Telemetry First: A report on Troubleshooting Latency and Assignment Issues in D365 Contact Center

Modern contact centers are sprawling systems. Even when product consolidated as a CCaaS, you might see Azure PSTN calling, direct routing via an SBCaaS and carriers forwarding SIP to Azure-hosted numbers for ACS (yes, I’ve worked with customers using all three infrastructures simultaneously). On top of that, there’s live chat, Exchange-synced email, Copilot Studio agent-run interactions and SMS via Twilio. Plus the client itself; the Copilot Service Workspace app where agents actually interact.

With so many moving pieces, users report a familiar mix of symptoms: slow form loads (e.g., the active conversation form), delays setting up two-way audio when a call is accepted or transferred, and inconsistent audio quality/volume as a caller moves from IVR to queue music to a live agent. The question is not if issues will happen, but how you’ll detect, isolate and fix them quickly.

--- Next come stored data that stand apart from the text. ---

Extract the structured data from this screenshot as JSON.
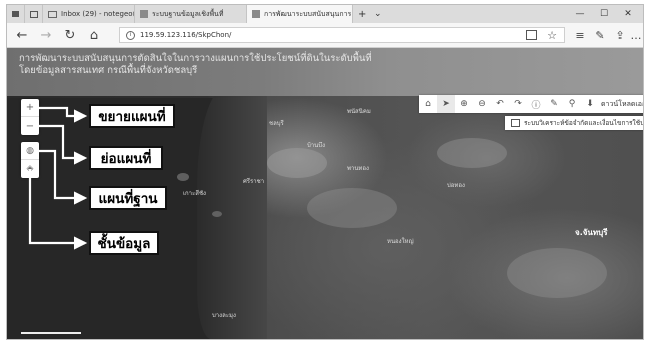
{
  "browser": {
    "tabs": [
      {
        "label": "Inbox (29) - notegeo@gmai",
        "icon": "gmail-icon",
        "active": false
      },
      {
        "label": "ระบบฐานข้อมูลเชิงพื้นที่",
        "icon": "page-icon",
        "active": false
      },
      {
        "label": "การพัฒนาระบบสนับสนุนการ",
        "icon": "page-icon",
        "active": true
      }
    ],
    "new_tab_symbol": "+",
    "tab_list_symbol": "⌄",
    "window_controls": {
      "minimize": "—",
      "maximize": "☐",
      "close": "✕"
    },
    "address": {
      "url": "119.59.123.116/SkpChon/",
      "security_icon": "info-icon"
    },
    "nav_icons": [
      "back-icon",
      "forward-icon",
      "refresh-icon",
      "home-icon"
    ],
    "right_icons": [
      "reading-view-icon",
      "favorite-star-icon",
      "favorites-list-icon",
      "pen-icon",
      "share-icon",
      "more-icon"
    ],
    "more_symbol": "…"
  },
  "site": {
    "title_line1": "การพัฒนาระบบสนับสนุนการตัดสินใจในการวางแผนการใช้ประโยชน์ที่ดินในระดับพื้นที่",
    "title_line2": "โดยข้อมูลสารสนเทศ กรณีพื้นที่จังหวัดชลบุรี"
  },
  "map_toolbar": {
    "buttons": [
      "home-icon",
      "locate-icon",
      "zoom-in-icon",
      "zoom-out-icon",
      "undo-icon",
      "redo-icon",
      "info-icon",
      "draw-icon",
      "pin-icon",
      "download-icon"
    ],
    "download_label": "ดาวน์โหลดเอกสาร"
  },
  "map_link": {
    "icon": "book-icon",
    "label": "ระบบวิเคราะห์ข้อจำกัดและเงื่อนไขการใช้ประโยชน์"
  },
  "zoom_controls": {
    "zoom_in": "+",
    "zoom_out": "−"
  },
  "layer_controls": {
    "basemap_icon": "globe-icon",
    "layers_icon": "layers-icon"
  },
  "callouts": {
    "zoom_in": "ขยายแผนที่",
    "zoom_out": "ย่อแผนที่",
    "basemap": "แผนที่ฐาน",
    "layers": "ชั้นข้อมูล"
  },
  "place_labels": [
    {
      "label": "ชลบุรี"
    },
    {
      "label": "พนัสนิคม"
    },
    {
      "label": "บ้านบึง"
    },
    {
      "label": "ศรีราชา"
    },
    {
      "label": "บ่อทอง"
    },
    {
      "label": "หนองใหญ่"
    },
    {
      "label": "เกาะสีชัง"
    },
    {
      "label": "บางละมุง"
    },
    {
      "label": "พานทอง"
    },
    {
      "label": "จ.จันทบุรี"
    }
  ]
}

This post shares the structured approach my colleague and I used when we did a focused performance analyses for one of our customers. Grounded in real telemetry the intention was to build the foundation and method for a durable, long-term monitoring strategy.

What users told us and what the data actually showed

Across teams, users described the same experience in slightly different words: “the app freezes when I open a case,” “tabs are sluggish,” “calls take too long to connect,” and “chat arrives late or stalls.”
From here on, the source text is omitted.